In some cases, the problem is that the most successful church planters are often the most controversial. This shouldn't be too surprising. By their very nature, church planters are entrepreneurial, non-conventional mavericks. It's what allows them to do so well on their church planting assessments. Post-assessment, however, we suddenly become shocked and astounded when we discover that they are difficult to supervise and don't follow directions well.
If we want church multiplication movements, we need to make heroes, not villains, out of church planters. The choice to do this is critical, because what you celebrate, you become. If denominational meetings are a gathering of controversy and argument, boycotts and investigations will be the focus, not church planting (or anything else for that matter). Choosing to praise a church planter's ability to innovate creatively within the system, rather than attempting to get them to fit neatly within it, is a choice that can go a long way. The alternative is that if planters are beaten down enough they will simply leave. Trust me--I have the names.
Fifty years ago, people had a denominational connection from which they could not disconnect--they had denominational tribal loyalty. This is no longer the case. They don't have to stay. Some of the fastest growing evangelical organizations today are the independent, interdenominational church planting networks. Why? These networks welcome the planter while some denominations see church planters as competitors to the established churches, rather than co-laborers in the same field.
The only thing worse than having a denomination full of church planters is to have a denomination not full of church planters.

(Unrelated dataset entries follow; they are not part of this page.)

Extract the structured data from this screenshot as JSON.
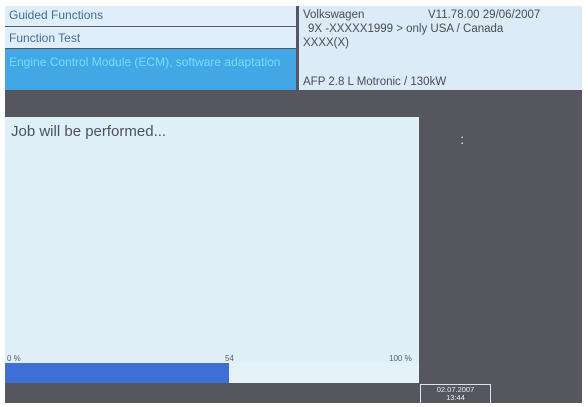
{
  "header": {
    "nav": [
      "Guided Functions",
      "Function Test",
      "Engine Control Module (ECM), software adaptation"
    ],
    "vehicle": {
      "make": "Volkswagen",
      "version": "V11.78.00 29/06/2007",
      "vin_line": "9X -XXXXX1999 > only USA / Canada",
      "model_code": "XXXX(X)",
      "engine": "AFP 2.8 L Motronic / 130kW"
    }
  },
  "main": {
    "message": "Job will be performed...",
    "progress": {
      "min_label": "0 %",
      "mid_label": "54",
      "max_label": "100 %",
      "value": 0.54
    }
  },
  "status": {
    "date": "02.07.2007",
    "time": "13:44"
  },
  "colors": {
    "background": "#56565e",
    "selected_row": "#43a7e6",
    "progress_fill": "#3d6fd6"
  }
}
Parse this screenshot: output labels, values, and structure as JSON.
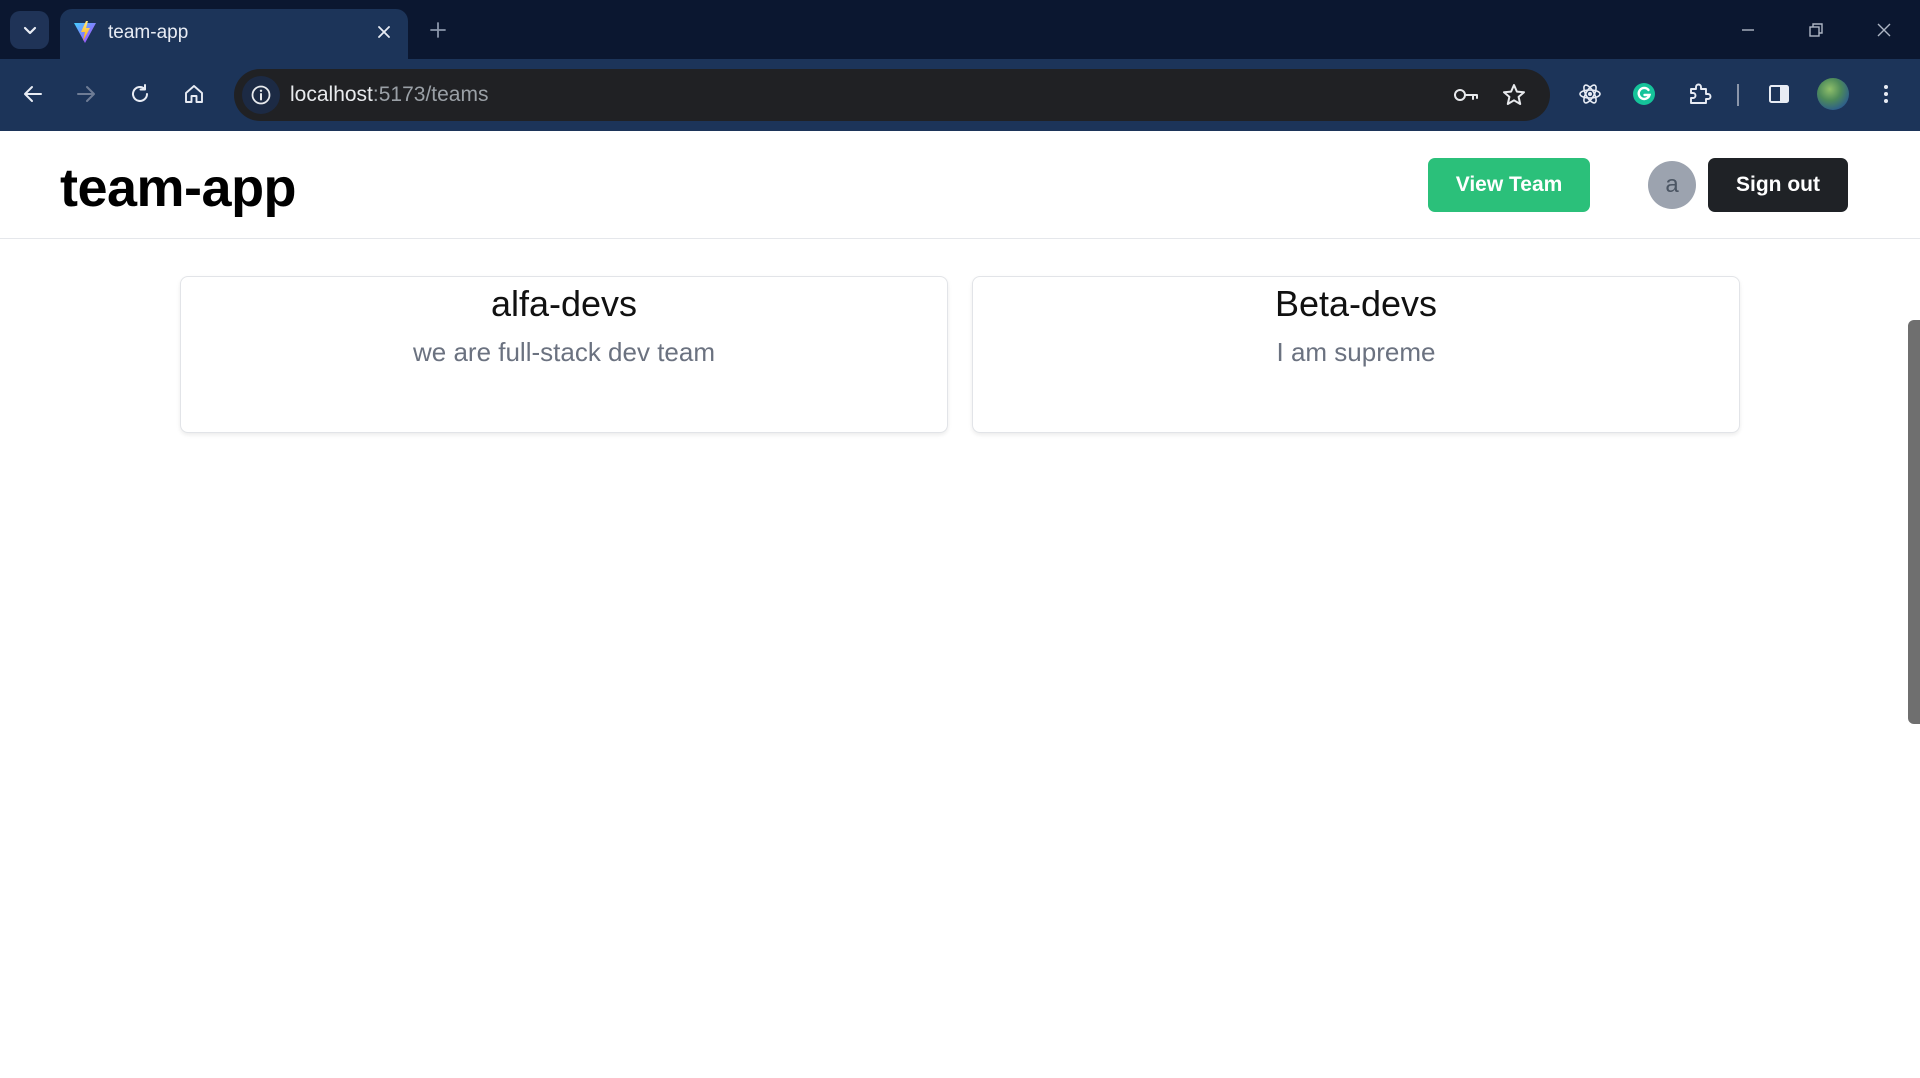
{
  "browser": {
    "tab_title": "team-app",
    "url_host": "localhost",
    "url_path": ":5173/teams"
  },
  "header": {
    "brand": "team-app",
    "view_team_label": "View Team",
    "avatar_letter": "a",
    "sign_out_label": "Sign out"
  },
  "teams": [
    {
      "name": "alfa-devs",
      "description": "we are full-stack dev team"
    },
    {
      "name": "Beta-devs",
      "description": "I am supreme"
    }
  ],
  "colors": {
    "view_team_button": "#2bc07a",
    "sign_out_button": "#1f2226",
    "avatar": "#9ca3af",
    "chrome_bg": "#1c3459"
  }
}
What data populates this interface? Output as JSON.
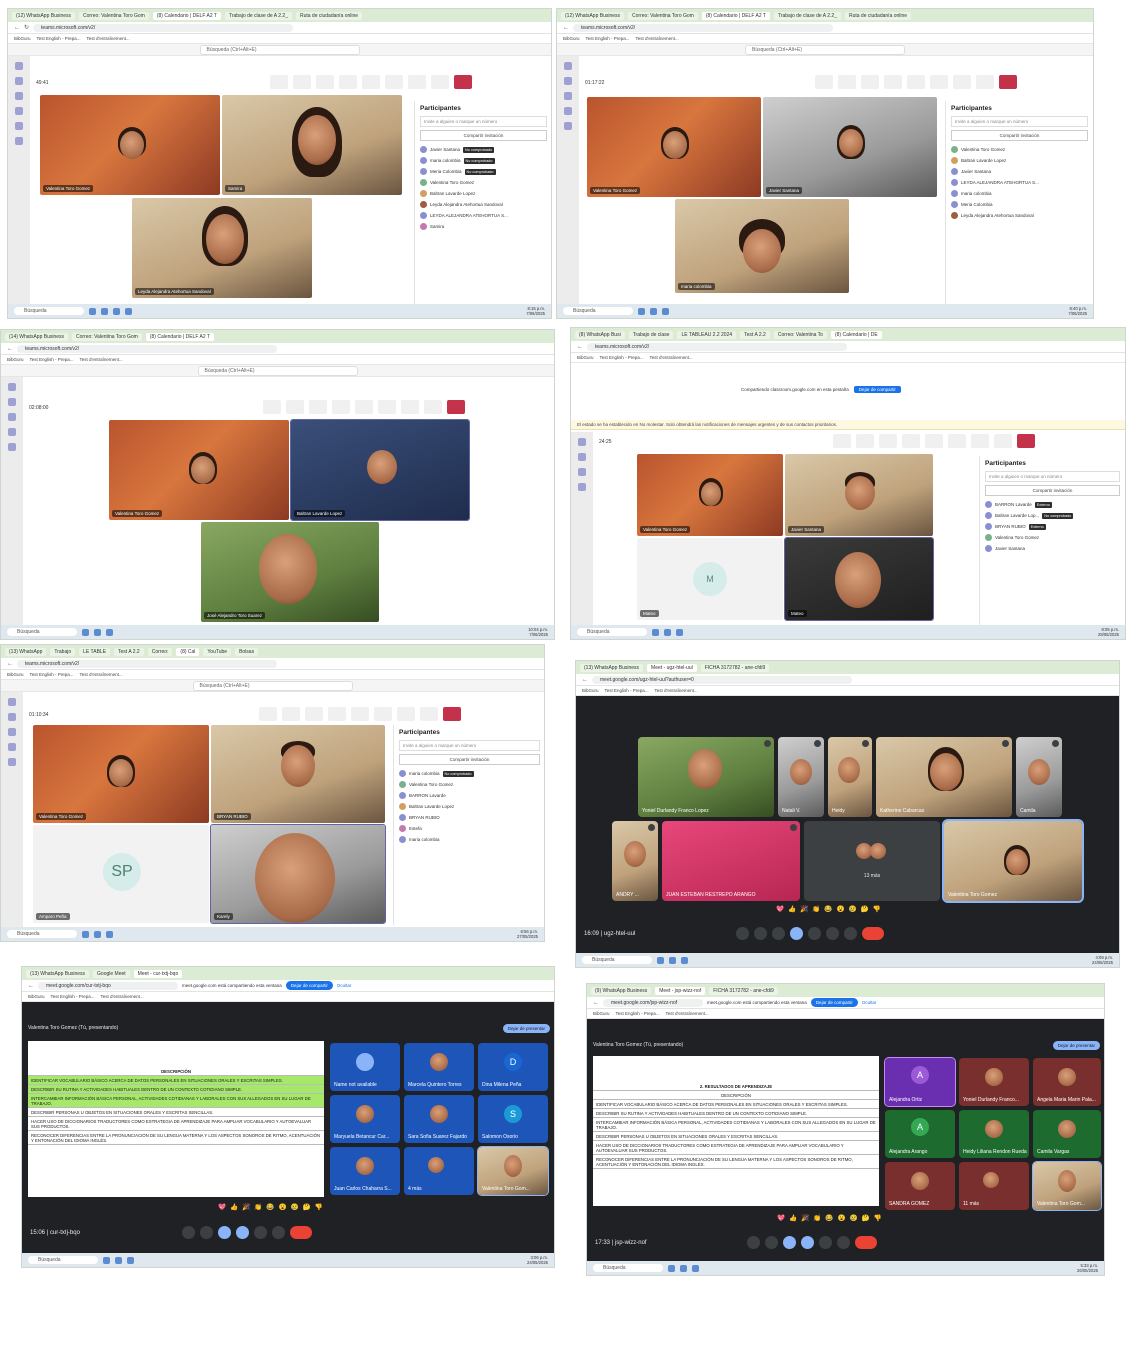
{
  "colors": {
    "teams_accent": "#6264a7",
    "meet_bg": "#202124",
    "meet_blue": "#8ab4f8",
    "leave_red": "#c4314b",
    "highlight": "#a5e86a"
  },
  "shots": [
    {
      "tabs": [
        "(12) WhatsApp Business",
        "Correo: Valentina Toro Gom",
        "(8) Calendario | DELF A2 T",
        "Trabajo de clase de A 2.2_",
        "Ruta de ciudadanía online"
      ],
      "url": "teams.microsoft.com/v2/",
      "search": "Búsqueda (Ctrl+Alt+E)",
      "timer": "49:41",
      "tiles": [
        "Valentina Toro Gomez",
        "Samira",
        "Leyda Alejandra Atehortua Sandoval"
      ],
      "panel": {
        "title": "Participantes",
        "input": "Invite a alguien o marque un número",
        "invite": "Compartir invitación",
        "rows": [
          {
            "n": "Javier Santana",
            "b": "No comprobado"
          },
          {
            "n": "maria colombia",
            "b": "No comprobado"
          },
          {
            "n": "Meria Colombia",
            "b": "No comprobado"
          },
          {
            "n": "Valentina Toro Gomez",
            "b": ""
          },
          {
            "n": "Baltran Lavarde Lopez",
            "b": ""
          },
          {
            "n": "Leyda Alejandra Atehortua Sandoval",
            "b": ""
          },
          {
            "n": "LEYDA ALEJANDRA ATEHORTUA S...",
            "b": ""
          },
          {
            "n": "Samira",
            "b": ""
          }
        ]
      },
      "clock": [
        "8:15 p.m.",
        "7/06/2025"
      ]
    },
    {
      "tabs": [
        "(12) WhatsApp Business",
        "Correo: Valentina Toro Gom",
        "(8) Calendario | DELF A2 T",
        "Trabajo de clase de A 2.2_",
        "Ruta de ciudadanía online"
      ],
      "url": "teams.microsoft.com/v2/",
      "search": "Búsqueda (Ctrl+Alt+E)",
      "timer": "01:17:22",
      "tiles": [
        "Valentina Toro Gomez",
        "Javier Santana",
        "maria colombia"
      ],
      "panel": {
        "title": "Participantes",
        "input": "Invite a alguien o marque un número",
        "invite": "Compartir invitación",
        "rows": [
          {
            "n": "Valentina Toro Gomez",
            "b": ""
          },
          {
            "n": "Baltran Lavarde Lopez",
            "b": ""
          },
          {
            "n": "Javier Santana",
            "b": ""
          },
          {
            "n": "LEYDA ALEJANDRA ATEHORTUA S...",
            "b": ""
          },
          {
            "n": "maria colombia",
            "b": ""
          },
          {
            "n": "Meria Colombia",
            "b": ""
          },
          {
            "n": "Leyda Alejandra Atehortua Sandoval",
            "b": ""
          }
        ]
      },
      "clock": [
        "8:40 p.m.",
        "7/06/2025"
      ]
    },
    {
      "tabs": [
        "(14) WhatsApp Business",
        "Correo: Valentina Toro Gom",
        "(8) Calendario | DELF A2 T"
      ],
      "url": "teams.microsoft.com/v2/",
      "search": "Búsqueda (Ctrl+Alt+E)",
      "timer": "02:08:00",
      "tiles": [
        "Valentina Toro Gomez",
        "Baltran Lavarde Lopez",
        "José Alejandro Toro Suarez"
      ],
      "clock": [
        "10:04 p.m.",
        "7/06/2025"
      ]
    },
    {
      "tabs": [
        "(8) WhatsApp Busi",
        "Trabajo de clase",
        "LE TABLEAU 2.2 2024",
        "Test A 2.2",
        "Correo: Valentina To",
        "(8) Calendario | DE"
      ],
      "url": "teams.microsoft.com/v2/",
      "share": "Compartiendo classroom.google.com en esta pestaña",
      "stopshare": "Dejar de compartir",
      "notice": "El estado se ha establecido en No molestar. Solo obtendrá las notificaciones de mensajes urgentes y de sus contactos prioritarios.",
      "timer": "24:25",
      "tiles": [
        "Valentina Toro Gomez",
        "Javier Santana",
        "M",
        "Mateo"
      ],
      "panel": {
        "title": "Participantes",
        "input": "Invite a alguien o marque un número",
        "invite": "Compartir invitación",
        "rows": [
          {
            "n": "BARRON Lavarde",
            "b": "Externo"
          },
          {
            "n": "Baltran Lavarde Lop...",
            "b": "No comprobado"
          },
          {
            "n": "BRYAN RUBIO",
            "b": "Externo"
          },
          {
            "n": "Valentina Toro Gomez",
            "b": ""
          },
          {
            "n": "Javier Santana",
            "b": ""
          }
        ]
      },
      "clock": [
        "8:05 p.m.",
        "28/05/2025"
      ]
    },
    {
      "tabs": [
        "(13) WhatsApp",
        "Trabajo",
        "LE TABLE",
        "Test A 2.2",
        "Correo:",
        "(8) Cal",
        "YouTube",
        "Bolsas"
      ],
      "url": "teams.microsoft.com/v2/",
      "search": "Búsqueda (Ctrl+Alt+E)",
      "timer": "01:10:34",
      "tiles": [
        "Valentina Toro Gomez",
        "BRYAN RUBIO",
        "SP",
        "Amparo Peña",
        "Karely"
      ],
      "panel": {
        "title": "Participantes",
        "input": "Invite a alguien o marque un número",
        "invite": "Compartir invitación",
        "rows": [
          {
            "n": "maria colombia",
            "b": "No comprobado"
          },
          {
            "n": "Valentina Toro Gomez",
            "b": ""
          },
          {
            "n": "BARRON Lavarde",
            "b": ""
          },
          {
            "n": "Baltran Lavarde Lopez",
            "b": ""
          },
          {
            "n": "BRYAN RUBIO",
            "b": ""
          },
          {
            "n": "Estefa",
            "b": ""
          },
          {
            "n": "maria colombia",
            "b": ""
          }
        ]
      },
      "clock": [
        "8:56 p.m.",
        "27/05/2025"
      ]
    },
    {
      "tabs": [
        "(13) WhatsApp Business",
        "Meet - ugz-htel-uul",
        "FICHA 3172782 - ane-cfdi9"
      ],
      "url": "meet.google.com/ugz-htel-uul?authuser=0",
      "tiles": [
        "Yoniel Durlandy Franco Lopez",
        "Natali V.",
        "Heidy",
        "Katherine Cabarcas",
        "Camila",
        "ANDRY ...",
        "JUAN ESTEBAN RESTREPO ARANGO",
        "13 más",
        "Valentina Toro Gomez"
      ],
      "code": "16:09 | ugz-htel-uul",
      "clock": [
        "4:09 p.m.",
        "24/05/2025"
      ]
    },
    {
      "tabs": [
        "(13) WhatsApp Business",
        "Google Meet",
        "Meet - cur-txtj-bqo"
      ],
      "url": "meet.google.com/cur-txtj-bqo",
      "share": "meet.google.com está compartiendo esta ventana",
      "stopshare": "Dejar de compartir",
      "hide": "Ocultar",
      "presenter": "Valentina Toro Gomez (Tú, presentando)",
      "stoppres": "Dejar de presentar",
      "doc": {
        "head": "DESCRIPCIÓN",
        "rows": [
          "IDENTIFICAR VOCABULARIO BÁSICO ACERCA DE DATOS PERSONALES EN SITUACIONES ORALES Y ESCRITAS SIMPLES.",
          "DESCRIBIR SU RUTINA Y ACTIVIDADES HABITUALES DENTRO DE UN CONTEXTO COTIDIANO SIMPLE.",
          "INTERCAMBIAR INFORMACIÓN BÁSICA PERSONAL, ACTIVIDADES COTIDIANAS Y LABORALES CON SUS ALLEGADOS EN SU LUGAR DE TRABAJO.",
          "DESCRIBIR PERSONAS U OBJETOS EN SITUACIONES ORALES Y ESCRITAS SENCILLAS.",
          "HACER USO DE DICCIONARIOS TRADUCTORES COMO ESTRATEGIA DE APRENDIZAJE PARA AMPLIAR VOCABULARIO Y AUTOEVALUAR SUS PRODUCTOS.",
          "RECONOCER DIFERENCIAS ENTRE LA PRONUNCIACIÓN DE SU LENGUA MATERNA Y LOS ASPECTOS SONOROS DE RITMO, ACENTUACIÓN Y ENTONACIÓN DEL IDIOMA INGLÉS."
        ]
      },
      "tiles": [
        "Name not available",
        "Marcela Quintero Torres",
        "Dina Milena Peña",
        "Maryuela Betancur Car...",
        "Sara Sofia Suarez Fajardo",
        "Salomon Osorio",
        "Juan Carlos Chaharra S...",
        "4 más",
        "Valentina Toro Gom..."
      ],
      "code": "15:06 | cur-txtj-bqo",
      "clock": [
        "3:06 p.m.",
        "24/05/2025"
      ]
    },
    {
      "tabs": [
        "(9) WhatsApp Business",
        "Meet - jsp-wizz-nof",
        "FICHA 3172782 - ane-cfdi9"
      ],
      "url": "meet.google.com/jsp-wizz-nof",
      "share": "meet.google.com está compartiendo esta ventana",
      "stopshare": "Dejar de compartir",
      "hide": "Ocultar",
      "presenter": "Valentina Toro Gomez (Tú, presentando)",
      "stoppres": "Dejar de presentar",
      "doc": {
        "head": "2. RESULTADOS DE APRENDIZAJE",
        "sub": "DESCRIPCIÓN",
        "rows": [
          "IDENTIFICAR VOCABULARIO BÁSICO ACERCA DE DATOS PERSONALES EN SITUACIONES ORALES Y ESCRITAS SIMPLES.",
          "DESCRIBIR SU RUTINA Y ACTIVIDADES HABITUALES DENTRO DE UN CONTEXTO COTIDIANO SIMPLE.",
          "INTERCAMBIAR INFORMACIÓN BÁSICA PERSONAL, ACTIVIDADES COTIDIANAS Y LABORALES CON SUS ALLEGADOS EN SU LUGAR DE TRABAJO.",
          "DESCRIBIR PERSONAS U OBJETOS EN SITUACIONES ORALES Y ESCRITAS SENCILLAS.",
          "HACER USO DE DICCIONARIOS TRADUCTORES COMO ESTRATEGIA DE APRENDIZAJE PARA AMPLIAR VOCABULARIO Y AUTOEVALUAR SUS PRODUCTOS.",
          "RECONOCER DIFERENCIAS ENTRE LA PRONUNCIACIÓN DE SU LENGUA MATERNA Y LOS ASPECTOS SONOROS DE RITMO, ACENTUACIÓN Y ENTONACIÓN DEL IDIOMA INGLÉS."
        ]
      },
      "tiles": [
        "Alejandra Ortiz",
        "Yoniel Durlandy Franco...",
        "Angela Maria Marin Pala...",
        "Alejandra Arango",
        "Heidy Liliana Rendon Rueda",
        "Camila Vargas",
        "SANDRA GOMEZ",
        "11 más",
        "Valentina Toro Gom..."
      ],
      "code": "17:33 | jsp-wizz-nof",
      "clock": [
        "5:33 p.m.",
        "26/05/2025"
      ]
    }
  ],
  "bookmarks": [
    "BibGuru",
    "Test English - Prepa...",
    "Test d'entraînement...",
    "Todos los marcadores"
  ],
  "taskbar_search": "Búsqueda",
  "reactions": [
    "💖",
    "👍",
    "🎉",
    "👏",
    "😂",
    "😮",
    "😢",
    "🤔",
    "👎"
  ]
}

Denominational leader, I understand that church planters can drive you nuts. I admittedly was one of the worst. Terry Robertson (now my denomination's leader for the state of New York) was such a key to my ministry journey. Terry understood that his job was to welcome the young, stupid planter, in this case me . . . a 21-year-old, ministry expert (because I was the smartest man who ever lived at 21), with the scraggliest, ugliest beard anyone ever saw (my attempts to look older). I moved to Buffalo, NY to live among the urban poor, and while most pastors said, "Who is this nut job coming to plant a church?" Terry said, "Let's give him some space." He welcomed the planter.
Planting Churches Matters
If churches, and their pastors, take the lead in church planting, and support them along the way, the end result will be churches planting churches that plant churches.
If denominations will welcome the planter, then denominations will thrive as planting-friendly places.
Don't let your church or denomination be a dead end on the Great Commission highway.